La guerra era altrove, tra il Tigri e l’Eufrate, ma i nemici li potevano vedere anche lì dal balcone, due fregate ben armate ormeggiate nella darsena dell’arsenale militare. In verità i nemici erano stati fino a un attimo prima amicissimi, amici a tal punto che il Paese gli aveva venduto a prezzo da vero amico quelle due belle fregate. Erano arrivati marinai e ufficiali a imparare a farle navigare e Tiberio Nicola era stato incaricato di insegnare il funzionamento di diversi delicati meccanismi. Aveva fatto amicizia con gli assiri, parlavano l’inglese che aveva imparato dai suoi vecchi amici jazzisti, gli sembravano simpatici anche loro, avevano scoperto di essere nemici della televisione mentre erano tutti quanti in coda alla mensa, adesso erano consegnati sulle loro fregate e nessuno poteva rivolgergli la parola. Tiberio Nicola non sapeva farsene una ragione, e nessun altro che lo Zoppo sapesse, al riguardo della guerra la radio dava notizie di incomprensibile stupidità.
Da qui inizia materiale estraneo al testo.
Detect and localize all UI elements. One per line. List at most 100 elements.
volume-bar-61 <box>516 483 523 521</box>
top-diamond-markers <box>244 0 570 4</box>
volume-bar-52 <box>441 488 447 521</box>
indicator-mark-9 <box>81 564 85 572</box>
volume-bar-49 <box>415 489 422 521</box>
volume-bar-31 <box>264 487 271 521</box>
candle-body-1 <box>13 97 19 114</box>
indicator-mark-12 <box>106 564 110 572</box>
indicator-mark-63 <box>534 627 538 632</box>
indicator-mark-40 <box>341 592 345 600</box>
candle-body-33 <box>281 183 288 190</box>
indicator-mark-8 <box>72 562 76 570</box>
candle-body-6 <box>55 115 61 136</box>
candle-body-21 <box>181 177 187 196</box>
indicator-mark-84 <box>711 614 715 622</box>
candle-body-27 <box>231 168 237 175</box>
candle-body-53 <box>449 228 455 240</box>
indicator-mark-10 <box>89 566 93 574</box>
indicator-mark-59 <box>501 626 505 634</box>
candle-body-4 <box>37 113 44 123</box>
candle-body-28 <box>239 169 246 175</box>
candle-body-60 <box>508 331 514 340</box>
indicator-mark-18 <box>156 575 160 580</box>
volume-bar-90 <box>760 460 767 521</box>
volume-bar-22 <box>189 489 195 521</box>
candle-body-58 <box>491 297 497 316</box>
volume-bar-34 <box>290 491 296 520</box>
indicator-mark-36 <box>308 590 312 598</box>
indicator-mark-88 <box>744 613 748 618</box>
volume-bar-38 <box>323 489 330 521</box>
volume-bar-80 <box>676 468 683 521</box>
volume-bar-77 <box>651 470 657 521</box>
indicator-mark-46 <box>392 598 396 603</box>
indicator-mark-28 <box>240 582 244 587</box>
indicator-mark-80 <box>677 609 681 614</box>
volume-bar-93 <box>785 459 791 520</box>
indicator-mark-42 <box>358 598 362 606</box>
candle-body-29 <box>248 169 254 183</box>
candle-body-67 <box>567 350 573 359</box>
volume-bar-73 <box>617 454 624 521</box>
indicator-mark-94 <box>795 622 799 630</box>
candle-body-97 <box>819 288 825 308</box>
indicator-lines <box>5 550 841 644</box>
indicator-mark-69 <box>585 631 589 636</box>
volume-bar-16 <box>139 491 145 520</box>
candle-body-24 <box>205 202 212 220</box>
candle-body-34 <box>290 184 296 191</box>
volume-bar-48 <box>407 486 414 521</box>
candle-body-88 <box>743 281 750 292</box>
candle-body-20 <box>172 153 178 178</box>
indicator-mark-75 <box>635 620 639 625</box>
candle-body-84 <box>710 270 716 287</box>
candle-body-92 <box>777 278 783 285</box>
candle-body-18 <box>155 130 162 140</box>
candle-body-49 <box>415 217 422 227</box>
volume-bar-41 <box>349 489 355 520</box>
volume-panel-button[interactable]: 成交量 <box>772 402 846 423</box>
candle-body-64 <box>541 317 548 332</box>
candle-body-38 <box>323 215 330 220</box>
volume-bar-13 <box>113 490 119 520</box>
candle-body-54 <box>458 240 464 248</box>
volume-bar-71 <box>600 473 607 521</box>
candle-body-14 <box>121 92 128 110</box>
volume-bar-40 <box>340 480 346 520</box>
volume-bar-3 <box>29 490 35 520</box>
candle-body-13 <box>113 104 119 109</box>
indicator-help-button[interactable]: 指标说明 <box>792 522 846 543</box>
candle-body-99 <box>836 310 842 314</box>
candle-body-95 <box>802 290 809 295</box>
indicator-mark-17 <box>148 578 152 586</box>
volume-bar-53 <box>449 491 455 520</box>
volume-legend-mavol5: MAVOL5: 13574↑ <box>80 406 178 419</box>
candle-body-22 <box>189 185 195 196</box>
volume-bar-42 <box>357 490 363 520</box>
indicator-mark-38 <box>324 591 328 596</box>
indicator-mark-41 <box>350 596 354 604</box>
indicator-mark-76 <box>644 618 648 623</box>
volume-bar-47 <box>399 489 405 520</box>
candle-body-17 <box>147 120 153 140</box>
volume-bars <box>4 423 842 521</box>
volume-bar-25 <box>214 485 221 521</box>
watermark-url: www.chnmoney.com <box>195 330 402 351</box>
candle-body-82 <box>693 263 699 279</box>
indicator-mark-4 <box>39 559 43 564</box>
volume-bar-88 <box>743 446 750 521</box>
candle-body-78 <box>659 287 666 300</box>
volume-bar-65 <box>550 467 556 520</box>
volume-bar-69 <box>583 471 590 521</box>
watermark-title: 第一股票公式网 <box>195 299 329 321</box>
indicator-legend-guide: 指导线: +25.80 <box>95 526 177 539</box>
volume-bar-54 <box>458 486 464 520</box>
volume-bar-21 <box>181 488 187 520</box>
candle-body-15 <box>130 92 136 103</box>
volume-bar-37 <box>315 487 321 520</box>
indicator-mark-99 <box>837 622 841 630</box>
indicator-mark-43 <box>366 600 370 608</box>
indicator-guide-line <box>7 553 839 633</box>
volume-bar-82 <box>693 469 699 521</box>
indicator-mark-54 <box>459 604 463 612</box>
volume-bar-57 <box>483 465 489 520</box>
Questo, Maggiani nei momenti felici; ogni tanto però ci sono cali di tensione, pagine in cui la narrazione, come lo sposo nel suo giro pomeridiano in bicicletta, smonta e si siede su un paracarri. Peccato, perché questo richiede al lettore un piccolo sforzo, alzarsi sui pedali e mettere un rapporto più agile come un ciclista che affronti una salita di quelle da affanno. Fortunatamente seguono discese piacevoli, che fanno di L’amore un romanzo forse non riuscitissimo, ma che nel complesso si fa leggere.